As the newspaper increasingly tries to merge its print and Internet versions, Guild president John Hill, a reporter, thinks managers haven’t been sufficiently solicitous of input from staffers. "They don’t talk to us, so we don’t know what their plans are," he says, adding that this might be because the plans are still in flux. At the same time, Hill adds, "If they let us into the process, I think that would help them."

Besides establishing a new blog, the Journal has heavily advertised its Web site (without mentioning its news component) on radio and television, while expanding the number of chats and interactive reports on projo.com.
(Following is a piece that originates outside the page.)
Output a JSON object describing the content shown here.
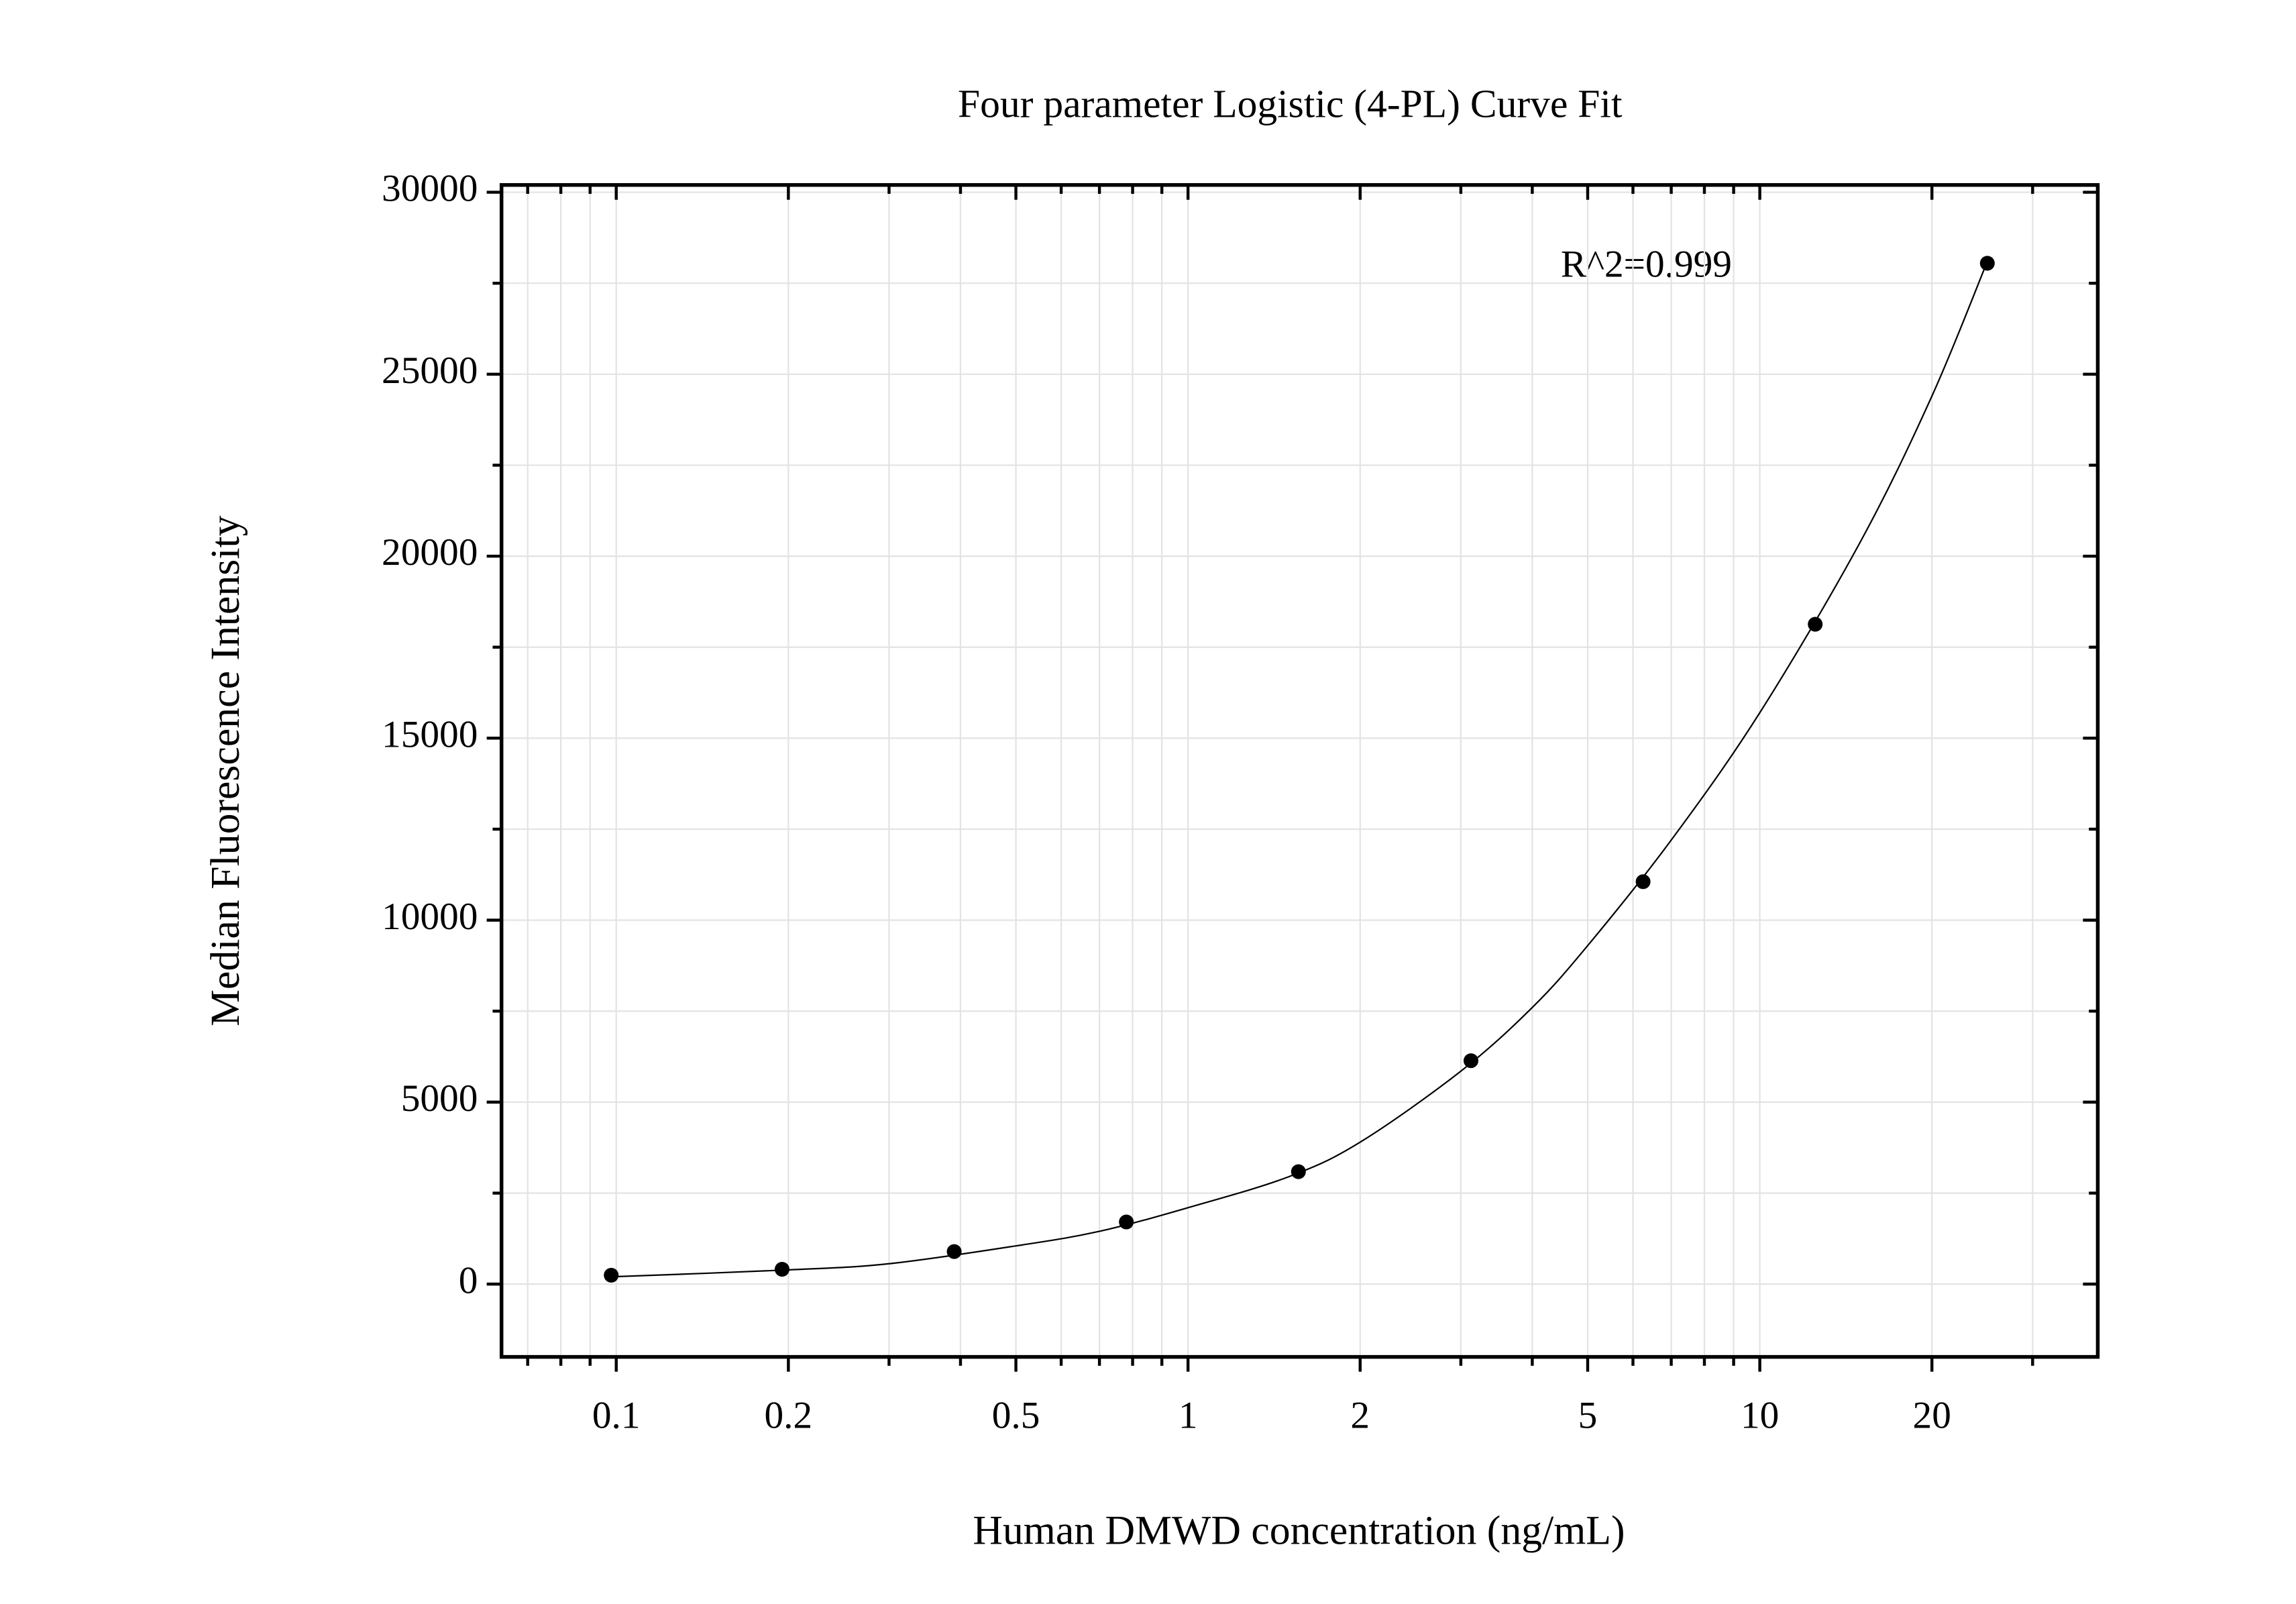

The heightened emphasis seemed to start with the assignment earlier this year of Tom Heslin, a respected newsroom veteran, to a new post as managing editor for new media. "There seems to be a very, very strong emphasis on getting projo.com’s profile higher," says Hill. "They want people here to think that there’s a deadline breaking every minute. They want people to think of themselves as being reporters for an Internet news organization as well as for a newspaper. I don’t know if they know how they’re going to do that yet."